于是,她开始学习打扮,画眉、梳发、搭配衣裙,学习琴棋书画。渐渐的,她确实得到了许多人的关注。他们开始赞美她的与众不同,将她当做娇弱的花来呵护。
可是……这不对。
不应该是这样。
她要的不是被当做一件花瓶来观赏。
她要权力,要所有人看她的脸色过活,不敢违逆她半分。
迟早有一天,赫云缚羽也要像一条狗一样,匍匐在她脚下求她的垂青。但在此之前,她要先得到他,踩着他的权势向上爬。
哪怕被视作没脸没皮、纠缠不清的蠢妇。世子妃位,也只能属于她宛肃凝珠。
凝珠便是秉持着这样的心境,微微笑着,弓着身躯缓步走入屋内,朝着赫云缚羽盈盈一拜。
她声音娇甜,那是刻意训练出来的,足以叫所有男人骨头酥麻的声音。
“世子哥哥。”
她细眉微蹙,眼角垂下,嘴巴微微撅起,做委屈状:“你怎么也不等等我。
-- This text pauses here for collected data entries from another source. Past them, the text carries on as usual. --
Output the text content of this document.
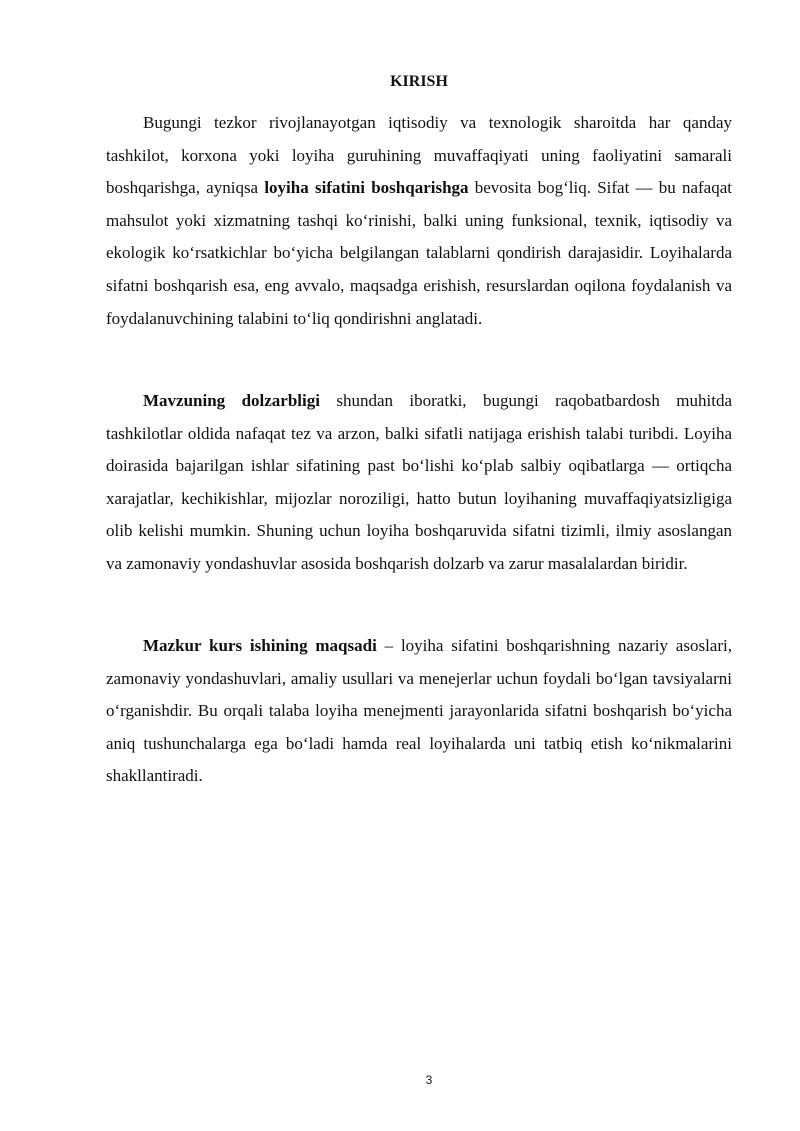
KIRISH

Bugungi tezkor rivojlanayotgan iqtisodiy va texnologik sharoitda har qanday tashkilot, korxona yoki loyiha guruhining muvaffaqiyati uning faoliyatini samarali boshqarishga, ayniqsa loyiha sifatini boshqarishga bevosita bog‘liq. Sifat — bu nafaqat mahsulot yoki xizmatning tashqi ko‘rinishi, balki uning funksional, texnik, iqtisodiy va ekologik ko‘rsatkichlar bo‘yicha belgilangan talablarni qondirish darajasidir. Loyihalarda sifatni boshqarish esa, eng avvalo, maqsadga erishish, resurslardan oqilona foydalanish va foydalanuvchining talabini to‘liq qondirishni anglatadi.

Mavzuning dolzarbligi shundan iboratki, bugungi raqobatbardosh muhitda tashkilotlar oldida nafaqat tez va arzon, balki sifatli natijaga erishish talabi turibdi. Loyiha doirasida bajarilgan ishlar sifatining past bo‘lishi ko‘plab salbiy oqibatlarga — ortiqcha xarajatlar, kechikishlar, mijozlar noroziligi, hatto butun loyihaning muvaffaqiyatsizligiga olib kelishi mumkin. Shuning uchun loyiha boshqaruvida sifatni tizimli, ilmiy asoslangan va zamonaviy yondashuvlar asosida boshqarish dolzarb va zarur masalalardan biridir.

Mazkur kurs ishining maqsadi – loyiha sifatini boshqarishning nazariy asoslari, zamonaviy yondashuvlari, amaliy usullari va menejerlar uchun foydali bo‘lgan tavsiyalarni o‘rganishdir. Bu orqali talaba loyiha menejmenti jarayonlarida sifatni boshqarish bo‘yicha aniq tushunchalarga ega bo‘ladi hamda real loyihalarda uni tatbiq etish ko‘nikmalarini shakllantiradi.

3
”
说好的是赫云部世子和宛肃部公主一同代表草原七部前来大安祝寿,结果赫云缚羽脚程极快,将宛肃凝珠甩在后头许多日。
赫云缚羽淡漠看着她,破天荒道:“我为你备了接风宴,在大安京城最好的酒楼。届时列席的还有大安诸多贵胄。”
宛肃凝珠眼中划过欣喜,连忙应道:“凝珠就知道,缚羽哥哥对我最好了。”
她大着胆子走上前来,亲昵地去挽赫云缚羽的手臂,声音低低的,带着几分**:“四方馆好寂寞啊,缚羽哥哥,这几日一定睡得不如家里好吧?凝珠来了,便能睡好了……”
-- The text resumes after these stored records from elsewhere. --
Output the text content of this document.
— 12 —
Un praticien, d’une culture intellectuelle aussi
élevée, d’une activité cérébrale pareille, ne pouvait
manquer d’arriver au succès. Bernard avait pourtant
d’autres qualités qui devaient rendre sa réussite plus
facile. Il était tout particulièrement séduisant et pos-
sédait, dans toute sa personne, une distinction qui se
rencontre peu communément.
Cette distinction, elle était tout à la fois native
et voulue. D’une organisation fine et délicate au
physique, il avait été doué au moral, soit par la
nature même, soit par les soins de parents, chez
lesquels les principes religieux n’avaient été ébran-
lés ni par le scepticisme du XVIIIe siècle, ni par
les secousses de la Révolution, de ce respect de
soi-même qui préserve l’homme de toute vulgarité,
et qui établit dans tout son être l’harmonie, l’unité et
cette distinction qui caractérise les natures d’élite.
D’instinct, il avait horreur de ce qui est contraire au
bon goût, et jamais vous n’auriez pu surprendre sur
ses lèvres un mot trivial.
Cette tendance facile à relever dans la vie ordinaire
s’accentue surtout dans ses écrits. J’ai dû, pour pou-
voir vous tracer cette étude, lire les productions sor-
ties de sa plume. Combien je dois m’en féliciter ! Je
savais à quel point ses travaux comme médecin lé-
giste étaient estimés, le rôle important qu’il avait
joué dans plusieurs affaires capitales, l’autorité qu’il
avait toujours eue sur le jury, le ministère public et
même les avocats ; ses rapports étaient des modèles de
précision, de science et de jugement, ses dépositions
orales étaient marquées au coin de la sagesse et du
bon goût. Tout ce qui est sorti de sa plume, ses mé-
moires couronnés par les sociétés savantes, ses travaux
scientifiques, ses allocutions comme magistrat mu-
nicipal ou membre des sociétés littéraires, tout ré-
赫云缚羽垂眸看了一眼她的手,目光幽深冷静,如同看着一件死物。
他将她甩开,站起身,淡声吩咐:“你来了,凌知光不应该过来迎接么?毕竟,当年是你救了他。”
宛肃凝珠微微一顿,随后明白了赫云缚羽的用意。
这宴会说是给她的,可赫云缚羽的目的,似乎是凌知光呢。
宛肃凝珠拨弄了几下手指上的蔻丹,漫不经心道:“我去叫他,他当然不敢不来。”
——
酒楼雅间内,沉戈将搜集来的讯息尽数铺开,手握羊毫笔,用笔杆在几处点了点,画圈。
“这几日,我按照你给我的名单,派人去各地查了个遍,确实有所收获。”
“当年周家军饷调拨一事,其实有两道圣旨。第一道,是中书省敲定,交由兵部与户部齐办,从各地调粮,聚集到羽州,再发往昌余关。如你所料,在六部与地方官操办此事时,有诸多蠹虫贪污粮饷,掺了沙石进去。”
贪污,这是周春白意料之中的事情。
她更在意,是谁让幽明道塌陷,致使昌余关连一颗粮食都拿不到。
她问:“第二道圣旨是什么?”
“第二道,天子密旨,由方顶拟写,未交三省六部,直发羽州,递交刺使管澄霖,密旨内容还未查到。但是——”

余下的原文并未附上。